Hearing assistive technology devices are designed to assist the deaf and those who are hearing impaired participate in normal, everyday communications. For instance, specialized devices such as frequency modulation systems or induction loop systems are typically used in conjunction with hearing aids to reverse the negative effects of background noise and poor acoustics, factors that can make it extremely difficult for a person to hear properly. There also are hearing assistive technology devices used to alert someone with hearing loss to danger, such as smoke alarms with flashing lights or vibrating devices connected to alarms — these types of systems can also be used to alert someone of a ringing telephone. Closed-captioning technology and teletype devices are common as well.

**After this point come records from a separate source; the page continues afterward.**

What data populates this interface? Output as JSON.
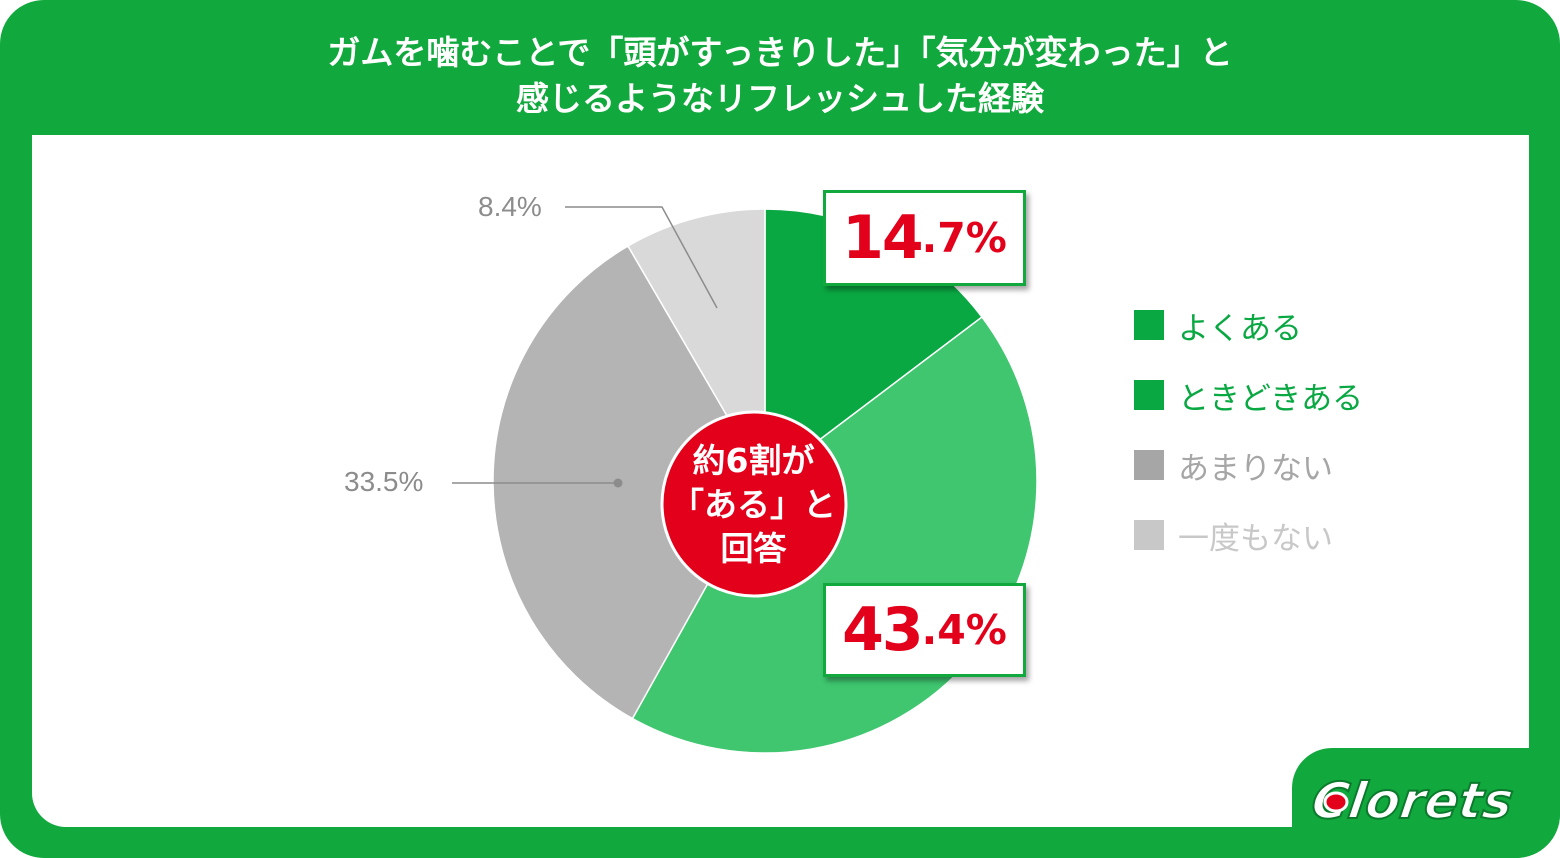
{
  "title": {
    "line1": "ガムを噛むことで「頭がすっきりした」「気分が変わった」と",
    "line2": "感じるようなリフレッシュした経験"
  },
  "center_label": {
    "line1": "約6割が",
    "line2": "「ある」と",
    "line3": "回答"
  },
  "callouts": [
    {
      "big": "14",
      "small": ".7%"
    },
    {
      "big": "43",
      "small": ".4%"
    }
  ],
  "outer_labels": {
    "rarely": "33.5%",
    "never": "8.4%"
  },
  "colors": {
    "brand_green": "#11a83d",
    "often": "#0aa843",
    "sometimes": "#3fc66f",
    "rarely": "#b4b4b4",
    "never": "#d9d9d9",
    "highlight_red": "#e2001b",
    "label_gray": "#8c8c8c"
  },
  "logo": {
    "text": "Clorets"
  },
  "chart_data": {
    "type": "pie",
    "title": "ガムを噛むことで「頭がすっきりした」「気分が変わった」と感じるようなリフレッシュした経験",
    "start_angle": "12 o'clock",
    "direction": "clockwise",
    "legend_position": "right",
    "slices": [
      {
        "label": "よくある",
        "value": 14.7,
        "value_label": "14.7%",
        "color": "#0aa843",
        "legend_color": "#0aa843"
      },
      {
        "label": "ときどきある",
        "value": 43.4,
        "value_label": "43.4%",
        "color": "#3fc66f",
        "legend_color": "#0aa843"
      },
      {
        "label": "あまりない",
        "value": 33.5,
        "value_label": "33.5%",
        "color": "#b4b4b4",
        "legend_color": "#a6a6a6"
      },
      {
        "label": "一度もない",
        "value": 8.4,
        "value_label": "8.4%",
        "color": "#d9d9d9",
        "legend_color": "#c8c8c8"
      }
    ],
    "annotation": "約6割が「ある」と回答"
  }
}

The hearing impaired often find it hard to hear in places where there are large groups of people, including live theaters, conference rooms, classrooms, lecture halls or churches. Listening devices use personal frequency modulation, also known as FM, systems that transfer the sound from a microphone directly into an FM receiver. The sound waves are then transmitted into the hearing aid inside the user's ear. In other group situations, induction loop systems are a type of assistive technology in which the microphone of the speaker is hooked up to an induction wire. When the user switches the hearing aid to its telephone setting, the telecoil that is located inside the hearing aid connects with the signal inside the microphone, and the user can adjust the volume of the hearing aid based on how loud the speaker is talking.
While people with normal hearing rely on audible alert technology, such as smoke alarms or ringing telephones, those with hearing loss cannot benefit from these systems. Instead, companies have produced hearing assistive technology based on vibrations and flashing lights. Many of these devices are used wirelessly in conjunction with a universal receiver that the individual carries with him at all times, puts underneath his pillow or sets on his bed. Depending on the type of device, some receivers allow the user to program a certain pattern of lights or vibrations for each alert. Devices are available for doorway mats, alarm clocks, doorbells, telephones, smoke alarms, motion sensors and baby monitors as well as weather and emergency alerts.

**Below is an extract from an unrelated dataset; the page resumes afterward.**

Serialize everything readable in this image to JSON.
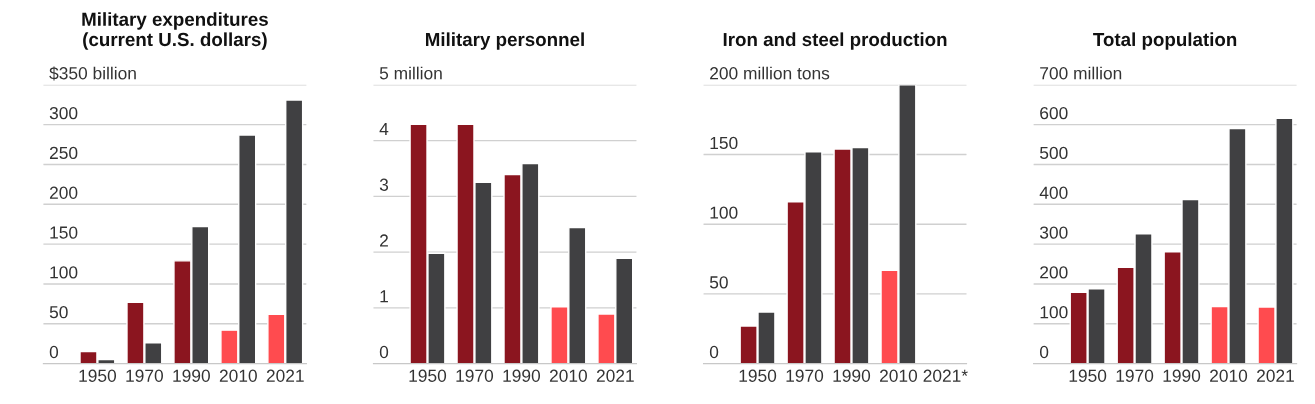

Captioning, the display of text on a screen that coincides directly with the words that are spoken, is another type of hearing assistive technology. Closed captioning technology is commonly included on televisions, and most TV shows are produced to work in conjunction with it. Additionally, most movies that have been released on digital video disc (DVD) having a language settings menu and include captioning within their subtitle options.
Teletype, or TTY, devices allow users to text conversations over phone lines. This type of assistive hearing technology allows the user to speak or type conversations into the device. Many government agencies and businesses have separate TTY lines for the hearing impaired, and hotels across the country use these devices to ensure that their rooms are accessible to the deaf or hard-of-hearing guests.